A traveler is crossing a long, narrow rope bridge stretched between two cliffs.
A strong wind sways the bridge with every step.
Each step requires focus. There’s no room for distraction.
Halfway through, a thought pops into his head:
I wonder when this bridge was built? By who? When?
Reasonable questions. They might even be interesting.
But right then, they’re dangerous.
The traveler is exposed—mid-task, committed to a path.
Pondering these questions risks everything. Momentum vanishes.
He may not make it.
This is how many good ideas fall apart.
Not from lack of intelligence, but from interruption by questions that arrive too early.
There’s a common belief that asking why signals depth.
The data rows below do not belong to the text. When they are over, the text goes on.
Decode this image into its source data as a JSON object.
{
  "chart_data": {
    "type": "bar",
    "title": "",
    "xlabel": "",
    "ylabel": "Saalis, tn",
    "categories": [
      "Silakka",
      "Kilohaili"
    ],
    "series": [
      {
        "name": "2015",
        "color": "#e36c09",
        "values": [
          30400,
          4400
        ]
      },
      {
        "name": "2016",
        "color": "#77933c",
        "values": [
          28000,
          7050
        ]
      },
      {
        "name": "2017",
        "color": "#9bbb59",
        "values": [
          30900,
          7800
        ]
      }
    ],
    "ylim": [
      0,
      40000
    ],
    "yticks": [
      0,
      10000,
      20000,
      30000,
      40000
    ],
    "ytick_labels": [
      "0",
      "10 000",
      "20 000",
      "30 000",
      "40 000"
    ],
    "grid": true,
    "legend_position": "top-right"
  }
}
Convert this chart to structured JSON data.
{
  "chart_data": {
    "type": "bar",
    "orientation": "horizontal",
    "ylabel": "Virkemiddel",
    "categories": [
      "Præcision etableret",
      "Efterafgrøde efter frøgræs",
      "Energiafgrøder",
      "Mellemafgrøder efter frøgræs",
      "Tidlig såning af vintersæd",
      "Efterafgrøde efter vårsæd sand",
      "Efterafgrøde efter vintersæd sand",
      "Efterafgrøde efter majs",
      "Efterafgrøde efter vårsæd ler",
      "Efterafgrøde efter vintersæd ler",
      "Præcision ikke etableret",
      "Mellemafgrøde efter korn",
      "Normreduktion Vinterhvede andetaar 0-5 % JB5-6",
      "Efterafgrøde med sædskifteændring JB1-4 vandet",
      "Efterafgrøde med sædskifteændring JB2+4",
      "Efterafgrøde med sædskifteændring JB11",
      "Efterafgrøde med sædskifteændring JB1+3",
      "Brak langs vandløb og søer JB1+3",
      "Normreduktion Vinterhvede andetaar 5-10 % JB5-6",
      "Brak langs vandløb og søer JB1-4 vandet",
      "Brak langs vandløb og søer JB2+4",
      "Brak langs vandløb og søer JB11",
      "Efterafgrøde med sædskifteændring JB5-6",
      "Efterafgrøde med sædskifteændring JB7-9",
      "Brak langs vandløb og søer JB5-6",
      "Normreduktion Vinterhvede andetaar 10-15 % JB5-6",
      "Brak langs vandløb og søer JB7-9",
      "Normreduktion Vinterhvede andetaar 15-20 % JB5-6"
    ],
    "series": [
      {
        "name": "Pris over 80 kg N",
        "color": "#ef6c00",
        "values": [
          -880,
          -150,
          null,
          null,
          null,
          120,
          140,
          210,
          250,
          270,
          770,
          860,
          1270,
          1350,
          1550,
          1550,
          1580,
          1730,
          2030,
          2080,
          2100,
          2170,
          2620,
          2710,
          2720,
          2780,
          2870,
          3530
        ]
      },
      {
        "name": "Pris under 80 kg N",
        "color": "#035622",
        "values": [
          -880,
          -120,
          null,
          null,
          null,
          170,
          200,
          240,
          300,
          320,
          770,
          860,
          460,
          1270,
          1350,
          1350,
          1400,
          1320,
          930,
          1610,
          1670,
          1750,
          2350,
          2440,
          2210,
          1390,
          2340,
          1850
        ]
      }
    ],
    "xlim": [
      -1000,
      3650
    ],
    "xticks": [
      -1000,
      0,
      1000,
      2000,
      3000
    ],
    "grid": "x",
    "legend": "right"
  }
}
But in practice, it often derails clarity instead of creating it.
It shows up mid-process and pulls attention sideways.
Here’s a more familiar version of the same thing:
Someone is trying to understand how fractions work.
¾ means “three out of four parts”—the concept is just starting to click.
A pizza is imagined, divided into slices.
Then the detour appears:
Why were fractions invented? Who came up with this system? What did ancient civilizations use?
All interesting questions.
But now the search leads to Babylonians and Egyptian number systems.
Meanwhile, the odds of accomplishing the original goal—how to add ½ and ⅓—have decreased dramatically.
The clear train of thought gets overtaken.
The mind was learning. Now it’s wandering.
That’s the risk: why can become a mental detour.
A break in rhythm. A loss of thread.
Sometimes the strongest move is to keep going.
Let the idea unfold. Let the sentence complete itself.
Questions can wait.
And here’s the twist:
The questions that derail the process are often good ones.
They might be exactly the clues needed to steer thought in a better direction—just not yet.
They don’t need to be solved or answered immediately.
Write them down. Hold onto them. Come back later—after the task is done.
Whether the work is physical or mental, the rule holds: stay on track now. Explore tangents after.




Good advice. Is the answer 5/6ths? I did it in my head. That must mean according to AARP that I don’t have dementia.